CARCERE
Busto, nuovi guai per la polizia penitenziaria
Difficoltà nella gestione dei trasferimenti dei detenuti negli ospedali

In carcere a Busto Arsizio nulla è ancora cambiato. La visita del ministro Marta Cartabia, occasione per tagliare l’erba e ripulire la facciata, non ha smosso gli ingranaggi arrugginiti. La polizia penitenziaria è sempre sottodimensionata, i detenuti affetti da patologie psichiatriche restano nell’istituto che non ha gli strumenti per trattarli e i turni sono appesantiti proprio dalle esigenze cliniche degli ospiti di via per Cassano.
Lo segnala il sindacato Uilpa penitenziaria con una comunicazione inviata al direttore Orazio Sorrentini, alla Asst Valle Olona e al provveditorato regionale: «I disagi si riscontrano soprattutto nel nucleo traduzioni e piantonamenti che devono accompagnare detenuti impossibilitati a deambulare negli ospedali del distretto», è la premessa del delegato locale Salvatore Scarciglia. Che racconta un episodio che riassume la routine. «Di recente per una visita di 15 minuti di un detenuto in sedia a rotelle, giunti in ospedale di Gallarate, la scorta è stata costretta a restare sul cellulare affinché si potesse reperire un operatore sanitario che lo portasse all’interno. Dopo circa tre ore il caposcorta è stato informato dell’indisponibilità di personale, quindi gli agenti hanno dovuto pensarci da soli. Non è certamente competenza istituzionale e neppure previsto dal modello organizzativo nazionale tale compito che potrebbe compromettere la sicurezza».
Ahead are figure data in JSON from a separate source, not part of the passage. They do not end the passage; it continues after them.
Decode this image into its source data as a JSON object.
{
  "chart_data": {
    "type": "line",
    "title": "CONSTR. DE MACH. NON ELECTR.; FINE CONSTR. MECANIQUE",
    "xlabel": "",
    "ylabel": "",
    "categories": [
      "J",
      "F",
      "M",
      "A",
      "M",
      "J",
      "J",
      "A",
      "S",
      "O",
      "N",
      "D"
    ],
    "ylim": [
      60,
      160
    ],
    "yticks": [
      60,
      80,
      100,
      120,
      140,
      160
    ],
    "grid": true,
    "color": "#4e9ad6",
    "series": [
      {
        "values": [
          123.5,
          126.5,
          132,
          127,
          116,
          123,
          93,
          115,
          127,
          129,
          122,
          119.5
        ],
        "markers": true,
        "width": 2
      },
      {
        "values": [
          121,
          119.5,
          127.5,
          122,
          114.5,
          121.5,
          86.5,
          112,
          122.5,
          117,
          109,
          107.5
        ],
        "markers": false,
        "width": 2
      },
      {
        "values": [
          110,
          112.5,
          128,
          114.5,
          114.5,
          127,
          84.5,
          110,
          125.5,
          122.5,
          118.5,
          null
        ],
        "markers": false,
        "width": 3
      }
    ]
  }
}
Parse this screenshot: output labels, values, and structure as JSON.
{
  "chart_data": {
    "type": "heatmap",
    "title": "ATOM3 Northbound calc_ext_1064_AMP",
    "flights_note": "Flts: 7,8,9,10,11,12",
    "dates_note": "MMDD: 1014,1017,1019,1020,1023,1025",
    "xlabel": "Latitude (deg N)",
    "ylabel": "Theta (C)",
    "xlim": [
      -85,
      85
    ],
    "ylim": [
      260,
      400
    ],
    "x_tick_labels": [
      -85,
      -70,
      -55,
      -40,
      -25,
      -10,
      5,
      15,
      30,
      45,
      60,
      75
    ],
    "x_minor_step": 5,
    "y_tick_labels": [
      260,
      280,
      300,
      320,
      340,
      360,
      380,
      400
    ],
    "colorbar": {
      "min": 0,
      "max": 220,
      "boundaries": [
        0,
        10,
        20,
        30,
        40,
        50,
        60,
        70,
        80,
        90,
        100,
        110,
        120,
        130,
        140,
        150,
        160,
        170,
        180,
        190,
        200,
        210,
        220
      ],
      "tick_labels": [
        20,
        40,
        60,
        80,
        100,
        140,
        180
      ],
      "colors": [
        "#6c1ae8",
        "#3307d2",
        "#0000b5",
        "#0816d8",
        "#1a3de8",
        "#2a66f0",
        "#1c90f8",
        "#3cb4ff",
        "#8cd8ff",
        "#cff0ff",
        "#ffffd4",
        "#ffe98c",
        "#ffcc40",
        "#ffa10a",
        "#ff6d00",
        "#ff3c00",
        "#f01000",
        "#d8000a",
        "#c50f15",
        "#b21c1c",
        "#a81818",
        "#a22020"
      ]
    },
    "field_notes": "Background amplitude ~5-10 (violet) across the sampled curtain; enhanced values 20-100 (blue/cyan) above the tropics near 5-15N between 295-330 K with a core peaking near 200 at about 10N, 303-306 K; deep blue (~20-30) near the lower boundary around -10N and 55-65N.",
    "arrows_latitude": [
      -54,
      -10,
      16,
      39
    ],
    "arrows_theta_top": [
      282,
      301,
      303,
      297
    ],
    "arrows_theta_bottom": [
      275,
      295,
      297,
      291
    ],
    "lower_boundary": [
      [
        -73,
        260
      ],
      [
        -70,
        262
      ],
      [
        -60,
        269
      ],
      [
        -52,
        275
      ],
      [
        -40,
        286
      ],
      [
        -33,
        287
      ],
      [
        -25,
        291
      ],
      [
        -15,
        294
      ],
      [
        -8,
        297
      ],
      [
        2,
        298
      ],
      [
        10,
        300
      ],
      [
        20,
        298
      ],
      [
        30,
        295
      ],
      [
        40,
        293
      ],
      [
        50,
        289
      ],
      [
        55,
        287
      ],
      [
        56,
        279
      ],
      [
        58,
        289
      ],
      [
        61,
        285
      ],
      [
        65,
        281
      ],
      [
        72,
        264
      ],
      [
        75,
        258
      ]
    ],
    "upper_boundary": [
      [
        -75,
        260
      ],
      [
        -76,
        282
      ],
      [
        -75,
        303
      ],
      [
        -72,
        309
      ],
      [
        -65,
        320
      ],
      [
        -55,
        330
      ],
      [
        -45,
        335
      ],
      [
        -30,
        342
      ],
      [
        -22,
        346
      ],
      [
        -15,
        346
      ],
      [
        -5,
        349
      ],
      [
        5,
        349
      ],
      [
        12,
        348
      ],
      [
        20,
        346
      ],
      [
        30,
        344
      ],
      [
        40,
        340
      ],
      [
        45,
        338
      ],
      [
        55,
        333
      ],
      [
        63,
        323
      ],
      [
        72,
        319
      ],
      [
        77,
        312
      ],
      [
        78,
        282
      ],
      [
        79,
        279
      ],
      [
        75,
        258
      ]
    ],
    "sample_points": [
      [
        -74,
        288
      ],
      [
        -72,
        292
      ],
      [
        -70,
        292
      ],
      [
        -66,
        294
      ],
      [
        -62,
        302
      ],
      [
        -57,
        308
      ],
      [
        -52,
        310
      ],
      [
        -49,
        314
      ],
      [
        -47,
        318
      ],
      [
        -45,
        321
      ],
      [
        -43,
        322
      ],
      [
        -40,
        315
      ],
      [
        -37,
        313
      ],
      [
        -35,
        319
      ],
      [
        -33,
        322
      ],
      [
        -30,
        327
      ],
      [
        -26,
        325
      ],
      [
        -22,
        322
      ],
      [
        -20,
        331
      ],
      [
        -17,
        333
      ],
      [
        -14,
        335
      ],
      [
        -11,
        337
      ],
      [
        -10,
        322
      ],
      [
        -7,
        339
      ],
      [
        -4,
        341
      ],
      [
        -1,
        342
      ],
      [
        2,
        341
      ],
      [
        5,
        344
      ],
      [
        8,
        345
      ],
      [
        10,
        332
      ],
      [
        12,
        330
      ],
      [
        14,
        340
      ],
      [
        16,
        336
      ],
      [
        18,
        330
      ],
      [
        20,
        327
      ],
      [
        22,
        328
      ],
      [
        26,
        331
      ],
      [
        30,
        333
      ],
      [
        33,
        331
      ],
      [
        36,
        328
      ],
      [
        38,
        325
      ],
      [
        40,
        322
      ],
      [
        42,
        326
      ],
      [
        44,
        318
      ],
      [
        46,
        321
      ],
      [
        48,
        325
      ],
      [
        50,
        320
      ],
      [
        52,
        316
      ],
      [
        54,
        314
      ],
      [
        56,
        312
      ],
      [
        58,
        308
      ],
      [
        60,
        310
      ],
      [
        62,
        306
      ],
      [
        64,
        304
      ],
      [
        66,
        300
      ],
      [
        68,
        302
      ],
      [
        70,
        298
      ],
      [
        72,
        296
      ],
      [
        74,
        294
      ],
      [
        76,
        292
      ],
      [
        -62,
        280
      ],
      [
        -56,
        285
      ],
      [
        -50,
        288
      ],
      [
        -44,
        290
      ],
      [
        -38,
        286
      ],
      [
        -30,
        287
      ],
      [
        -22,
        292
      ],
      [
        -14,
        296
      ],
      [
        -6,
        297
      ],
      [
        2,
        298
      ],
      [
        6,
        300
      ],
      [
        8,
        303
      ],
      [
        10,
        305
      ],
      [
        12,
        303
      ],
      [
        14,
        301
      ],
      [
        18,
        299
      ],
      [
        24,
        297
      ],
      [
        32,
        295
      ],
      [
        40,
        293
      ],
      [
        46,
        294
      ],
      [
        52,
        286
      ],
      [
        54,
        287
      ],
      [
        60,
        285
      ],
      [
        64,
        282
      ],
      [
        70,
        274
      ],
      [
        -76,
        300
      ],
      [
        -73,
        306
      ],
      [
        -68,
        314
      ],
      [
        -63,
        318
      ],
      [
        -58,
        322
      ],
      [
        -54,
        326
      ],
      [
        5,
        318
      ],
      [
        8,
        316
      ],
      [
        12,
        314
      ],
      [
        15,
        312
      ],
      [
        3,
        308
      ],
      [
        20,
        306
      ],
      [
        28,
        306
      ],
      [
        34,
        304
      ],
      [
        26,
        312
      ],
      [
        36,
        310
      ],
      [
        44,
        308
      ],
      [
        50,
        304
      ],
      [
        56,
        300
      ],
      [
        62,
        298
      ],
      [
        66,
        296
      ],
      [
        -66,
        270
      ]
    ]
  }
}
Non va meglio neppure quando la destinazione è il pronto soccorso di Busto Arsizio: «Per la scorta e per il detenuto viene messo a disposizione il solito magazzino, un deposito di sedie a rotelle, lettighe, lenzuola, coperte, assi in alluminio. L’attesa a volte si prolunga per ore, i detenuti spesso vanno in escandescenza nello sconcerto degli altri utenti. E noi non abbiamo nessuna corsia preferenziale a differenza di altre forze di polizia che accompagnano un soggetto in stato di fermo», conclude Scarciglia.